US Records Serious Rights Abuses in Iraq

WASHINGTON – Three years after U.S. forces invaded Iraq in part to stop human rights violations, a U.S. report said on Wednesday the country was again racked by abuses ranging from arbitrary killings and arrests to torture. In its annual report detailing human rights abuses worldwide, the State Department said in 2005 reports increased of killings by the Iraqi government or its agents and members of sectarian militias dominated many police units. The report did not list any abuses committed by the United States, which has come under strong international criticism for its treatment of detainees in Iraq, Afghanistan and at a U.S. Naval base in Guantanamo Bay, Cuba.

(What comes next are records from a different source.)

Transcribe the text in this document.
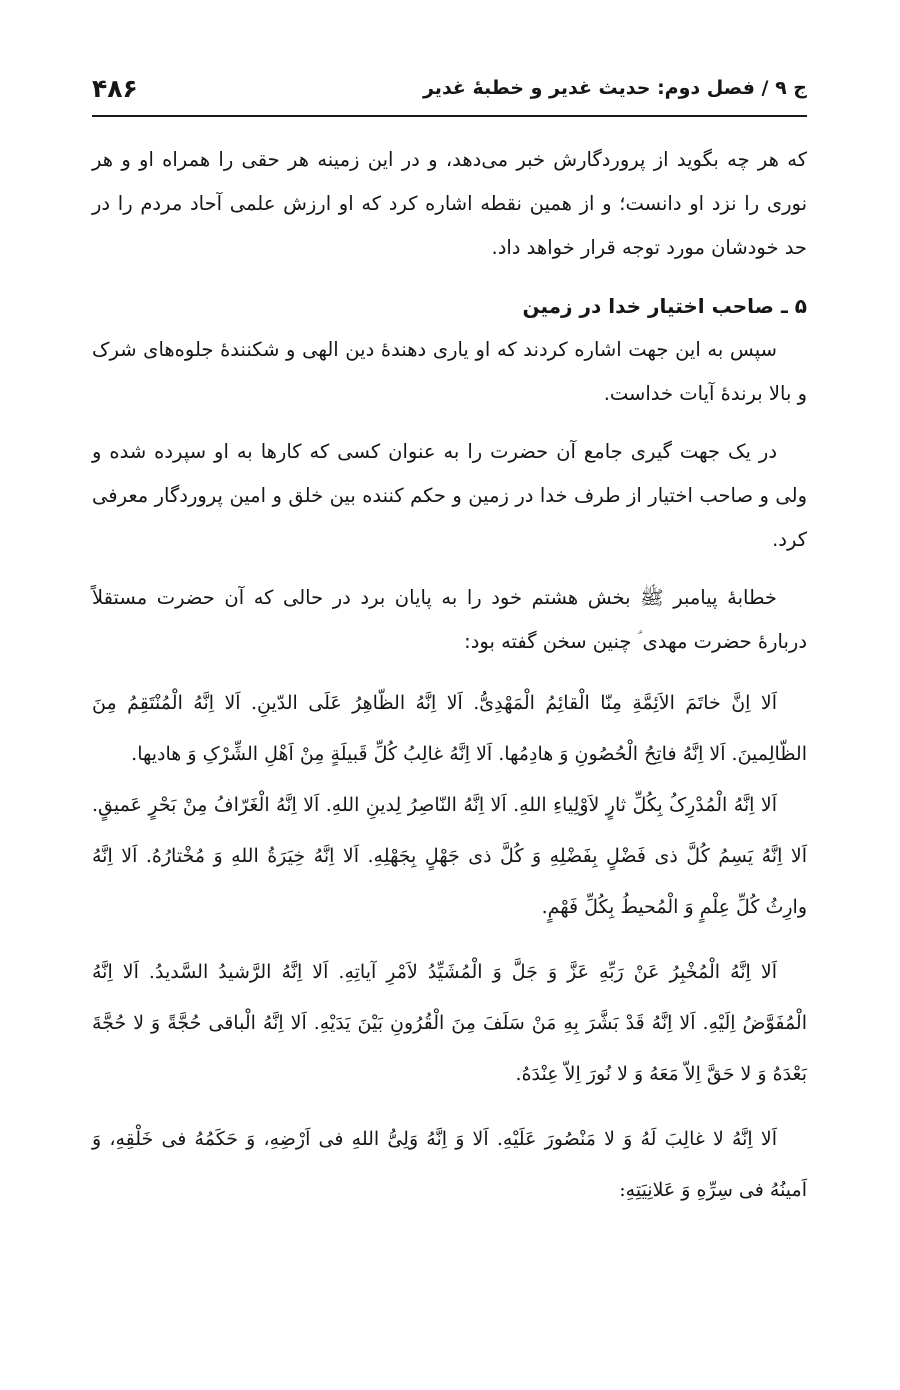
ج ۹ / فصل دوم: حدیث غدیر و خطبۀ غدیر
۴۸۶

که هر چه بگوید از پروردگارش خبر می‌دهد، و در این زمینه هر حقی را همراه او و هر نوری را نزد او دانست؛ و از همین نقطه اشاره کرد که او ارزش علمی آحاد مردم را در حد خودشان مورد توجه قرار خواهد داد.

۵ ـ صاحب اختیار خدا در زمین

سپس به این جهت اشاره کردند که او یاری دهندۀ دین الهی و شکنندۀ جلوه‌های شرک و بالا برندۀ آیات خداست.

در یک جهت گیری جامع آن حضرت را به عنوان کسی که کارها به او سپرده شده و ولی و صاحب اختیار از طرف خدا در زمین و حکم کننده بین خلق و امین پروردگار معرفی کرد.

خطابۀ پیامبر ﷺ بخش هشتم خود را به پایان برد در حالی که آن حضرت مستقلاً دربارۀ حضرت مهدی ؑ چنین سخن گفته بود:

اَلا اِنَّ خاتَمَ الاَئِمَّةِ مِنّا الْقائِمُ الْمَهْدِیُّ. اَلا اِنَّهُ الظّاهِرُ عَلَی الدّینِ. اَلا اِنَّهُ الْمُنْتَقِمُ مِنَ الظّالِمینَ. اَلا اِنَّهُ فاتِحُ الْحُصُونِ وَ هادِمُها. اَلا اِنَّهُ غالِبُ کُلِّ قَبیلَةٍ مِنْ اَهْلِ الشِّرْکِ وَ هادیها.

اَلا اِنَّهُ الْمُدْرِکُ بِکُلِّ ثارٍ لاَوْلِیاءِ اللهِ. اَلا اِنَّهُ النّاصِرُ لِدینِ اللهِ. اَلا اِنَّهُ الْغَرّافُ مِنْ بَحْرٍ عَمیقٍ. اَلا اِنَّهُ یَسِمُ کُلَّ ذی فَضْلٍ بِفَضْلِهِ وَ کُلَّ ذی جَهْلٍ بِجَهْلِهِ. اَلا اِنَّهُ خِیَرَةُ اللهِ وَ مُخْتارُهُ. اَلا اِنَّهُ وارِثُ کُلِّ عِلْمٍ وَ الْمُحیطُ بِکُلِّ فَهْمٍ.

اَلا اِنَّهُ الْمُخْبِرُ عَنْ رَبِّهِ عَزَّ وَ جَلَّ وَ الْمُشَیِّدُ لاَمْرِ آیاتِهِ. اَلا اِنَّهُ الرَّشیدُ السَّدیدُ. اَلا اِنَّهُ الْمُفَوَّضُ اِلَیْهِ. اَلا اِنَّهُ قَدْ بَشَّرَ بِهِ مَنْ سَلَفَ مِنَ الْقُرُونِ بَیْنَ یَدَیْهِ. اَلا اِنَّهُ الْباقی حُجَّةً وَ لا حُجَّةَ بَعْدَهُ وَ لا حَقَّ اِلاّ مَعَهُ وَ لا نُورَ اِلاّ عِنْدَهُ.

اَلا اِنَّهُ لا غالِبَ لَهُ وَ لا مَنْصُورَ عَلَیْهِ. اَلا وَ اِنَّهُ وَلِیُّ اللهِ فی اَرْضِهِ، وَ حَکَمُهُ فی خَلْقِهِ، وَ اَمینُهُ فی سِرِّهِ وَ عَلانِیَتِهِ:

“A climate of extreme violence in which people were killed for political and other reasons continued (in Iraq),” the report said. “Police abuses included threats, intimidation, beatings, and suspension by the arms or legs, as well as the reported use of electric drills and cords and the application of electric shocks.”

In Iraq on Wednesday, the bodies of 18 men — bound, blindfolded and strangled — were found in a Sunni Arab district of Baghdad, apparent victims of the sectarian turmoil gripping Iraq.The global report also listed abuses among both allies and traditional foes, from close friends Saudi Arabia and Egypt to adversaries Iran, Syria and Zimbabwe.

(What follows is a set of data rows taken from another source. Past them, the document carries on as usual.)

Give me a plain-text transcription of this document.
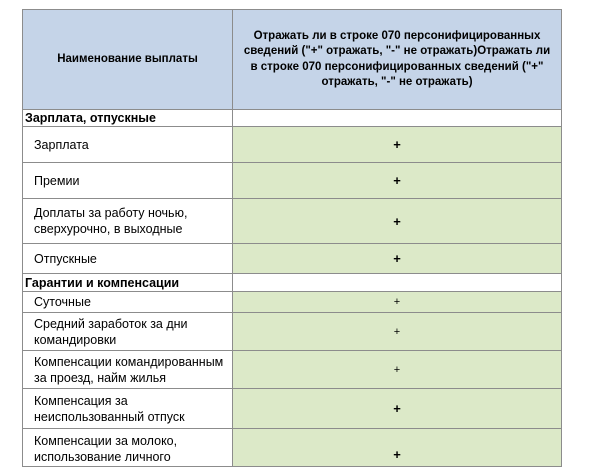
Наименование выплаты	Отражать ли в строке 070 персонифицированных сведений ("+" отражать, "-" не отражать)Отражать ли в строке 070 персонифицированных сведений ("+" отражать, "-" не отражать)
Зарплата, отпускные	
Зарплата	+
Премии	+
Доплаты за работу ночью, сверхурочно, в выходные	+
Отпускные	+
Гарантии и компенсации	
Суточные	+
Средний заработок за дни командировки	+
Компенсации командированным за проезд, найм жилья	+
Компенсация за неиспользованный отпуск	+
Компенсации за молоко, использование личного	+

Governments targeted in the report frequently point to abuses by the United States and lambaste the report as hypocritical, a criticism Washington brushes aside.

“We are not saying we ourselves are perfect. When we find something wrong in our own rights record, we try to fix it. But usually those who charge us with hypocrisy are putting up a smoke screen and trying to ignore the facts in the report,” said a State Department official, who asked not to be named.

President George W. Bush cites abuses by ousted President Saddam Hussein and a desire to establish democracy to justify the 2003 invasion, ordered originally to confront a threat from Saddam’s weapons of mass destruction, which were never found. Bush administration officials, while acknowledging abuses in Iraq, say the new government is trying to improve conditions and that the United States is spending money helping it. “There is no comparison with Iraq under Saddam Hussein, a ruthless dictator and a mass murderer who gassed thousands of people,” said a senior official. But human rights groups said U.S. legitimacy was damaged by what was happening in Iraq, where thousands of people were arbitrarily detained with no judicial protections.